Bem, voltemos ao caruru. Na mesa ao lado, uma amiga tenta explicar a iguaria ao marido polonês. Ele aponta para a massa amarela no prato e pergunta o que é aquilo. Vatapá, ela responde – bread and dendê oil, tenta resumir os ingredientes. Está gostando? Outra amiga pergunta, enquanto ele remexe os talheres na comida.
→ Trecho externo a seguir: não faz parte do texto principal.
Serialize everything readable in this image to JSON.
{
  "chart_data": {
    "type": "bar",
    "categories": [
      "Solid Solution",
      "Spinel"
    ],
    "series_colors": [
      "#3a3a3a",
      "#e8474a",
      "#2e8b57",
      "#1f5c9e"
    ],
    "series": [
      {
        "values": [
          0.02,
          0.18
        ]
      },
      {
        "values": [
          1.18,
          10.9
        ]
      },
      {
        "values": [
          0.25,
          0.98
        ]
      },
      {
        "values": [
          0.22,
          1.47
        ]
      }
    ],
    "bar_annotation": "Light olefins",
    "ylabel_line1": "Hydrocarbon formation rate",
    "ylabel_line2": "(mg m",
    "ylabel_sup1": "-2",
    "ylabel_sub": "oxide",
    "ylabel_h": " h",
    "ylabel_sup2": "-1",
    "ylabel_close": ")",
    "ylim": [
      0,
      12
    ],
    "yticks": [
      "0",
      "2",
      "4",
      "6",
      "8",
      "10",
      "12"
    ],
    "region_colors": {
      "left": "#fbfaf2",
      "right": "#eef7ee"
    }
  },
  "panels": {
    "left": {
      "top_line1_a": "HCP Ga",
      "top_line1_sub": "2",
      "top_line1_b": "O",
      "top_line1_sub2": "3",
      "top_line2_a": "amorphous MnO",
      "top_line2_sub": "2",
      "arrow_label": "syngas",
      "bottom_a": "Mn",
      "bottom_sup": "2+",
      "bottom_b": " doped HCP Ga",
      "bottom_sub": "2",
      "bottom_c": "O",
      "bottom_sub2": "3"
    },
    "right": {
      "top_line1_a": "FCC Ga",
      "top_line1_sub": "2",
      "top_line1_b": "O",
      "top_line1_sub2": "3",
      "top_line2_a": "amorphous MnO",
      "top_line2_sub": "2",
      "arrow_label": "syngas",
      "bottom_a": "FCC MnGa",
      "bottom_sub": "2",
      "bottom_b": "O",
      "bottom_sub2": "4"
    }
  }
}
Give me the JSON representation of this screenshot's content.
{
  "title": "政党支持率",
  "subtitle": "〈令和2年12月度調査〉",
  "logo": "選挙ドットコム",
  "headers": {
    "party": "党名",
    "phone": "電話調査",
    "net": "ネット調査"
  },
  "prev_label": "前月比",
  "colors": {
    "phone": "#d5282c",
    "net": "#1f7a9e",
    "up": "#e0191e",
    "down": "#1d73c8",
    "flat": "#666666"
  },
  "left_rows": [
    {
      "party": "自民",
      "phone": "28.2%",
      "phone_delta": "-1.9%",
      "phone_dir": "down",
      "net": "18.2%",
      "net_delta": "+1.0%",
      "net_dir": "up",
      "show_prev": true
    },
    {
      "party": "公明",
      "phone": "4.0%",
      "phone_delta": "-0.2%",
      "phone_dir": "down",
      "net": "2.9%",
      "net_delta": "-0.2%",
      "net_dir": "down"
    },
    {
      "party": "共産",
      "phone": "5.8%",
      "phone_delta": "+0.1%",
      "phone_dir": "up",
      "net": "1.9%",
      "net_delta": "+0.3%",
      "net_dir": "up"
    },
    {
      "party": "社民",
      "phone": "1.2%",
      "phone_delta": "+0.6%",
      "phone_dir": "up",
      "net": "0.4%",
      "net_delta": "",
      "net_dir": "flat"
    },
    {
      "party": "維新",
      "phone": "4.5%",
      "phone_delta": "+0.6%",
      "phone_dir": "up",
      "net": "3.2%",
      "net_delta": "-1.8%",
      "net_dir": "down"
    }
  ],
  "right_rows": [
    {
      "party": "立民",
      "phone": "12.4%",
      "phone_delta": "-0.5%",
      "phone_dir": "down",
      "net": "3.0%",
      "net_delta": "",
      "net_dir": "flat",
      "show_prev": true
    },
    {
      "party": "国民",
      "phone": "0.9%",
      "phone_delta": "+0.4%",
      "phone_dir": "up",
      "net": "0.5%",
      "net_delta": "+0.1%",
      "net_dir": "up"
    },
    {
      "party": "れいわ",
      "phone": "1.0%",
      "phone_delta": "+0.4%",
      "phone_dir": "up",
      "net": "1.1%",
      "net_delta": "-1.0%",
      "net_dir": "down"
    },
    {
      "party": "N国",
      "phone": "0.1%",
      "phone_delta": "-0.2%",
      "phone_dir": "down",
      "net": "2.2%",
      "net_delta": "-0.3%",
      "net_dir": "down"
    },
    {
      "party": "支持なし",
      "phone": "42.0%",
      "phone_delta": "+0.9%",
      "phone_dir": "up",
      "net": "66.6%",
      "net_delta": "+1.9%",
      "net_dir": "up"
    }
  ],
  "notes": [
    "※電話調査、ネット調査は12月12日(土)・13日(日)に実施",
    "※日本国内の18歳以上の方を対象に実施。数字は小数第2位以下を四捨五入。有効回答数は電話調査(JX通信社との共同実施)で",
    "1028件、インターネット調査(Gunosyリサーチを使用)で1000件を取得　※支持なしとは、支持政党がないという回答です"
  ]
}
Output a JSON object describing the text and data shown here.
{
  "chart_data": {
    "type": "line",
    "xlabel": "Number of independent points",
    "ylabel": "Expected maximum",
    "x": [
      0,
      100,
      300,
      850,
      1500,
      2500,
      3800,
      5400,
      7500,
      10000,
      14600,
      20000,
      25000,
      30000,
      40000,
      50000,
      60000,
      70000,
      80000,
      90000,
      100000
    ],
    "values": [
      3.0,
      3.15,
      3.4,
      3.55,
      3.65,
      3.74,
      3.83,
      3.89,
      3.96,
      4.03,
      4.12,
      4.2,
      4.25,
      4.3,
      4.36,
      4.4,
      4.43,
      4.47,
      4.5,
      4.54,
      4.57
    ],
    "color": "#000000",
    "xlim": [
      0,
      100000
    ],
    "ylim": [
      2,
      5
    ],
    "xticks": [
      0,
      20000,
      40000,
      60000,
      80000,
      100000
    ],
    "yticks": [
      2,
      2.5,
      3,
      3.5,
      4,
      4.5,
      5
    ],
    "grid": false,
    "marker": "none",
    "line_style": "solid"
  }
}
Sim, sim, ele arrisca dizer em português, balançando a cabeça e sustentando um sorriso na paleta do vatapá.

Quem não é baiano não entende essa nossa culinária exótica, de raízes africanas. O caruru na Bahia, em setembro, já virou até patrimônio imaterial. Não é só uma comida, é cultura, é motivo de celebração e até religião. A tradição percorre todo o mês, mas o dia 27 é o marco popular em que se oferece a culinária por ser o dia consagrado a Cosme e Damião, os santos gêmeos que estudaram medicina na Síria, curaram pessoas e professaram a fé cristã, padroeiros de crianças, médicos e farmacêuticos

O que caruru tem diretamente a ver com Cosme e Damião? Melhor nem entrar nesta seara... Desde quando a gente precisa justificar uma boa comida? Se você quiser contestar alguma coisa, vá em frente… mas, meu caruru, não!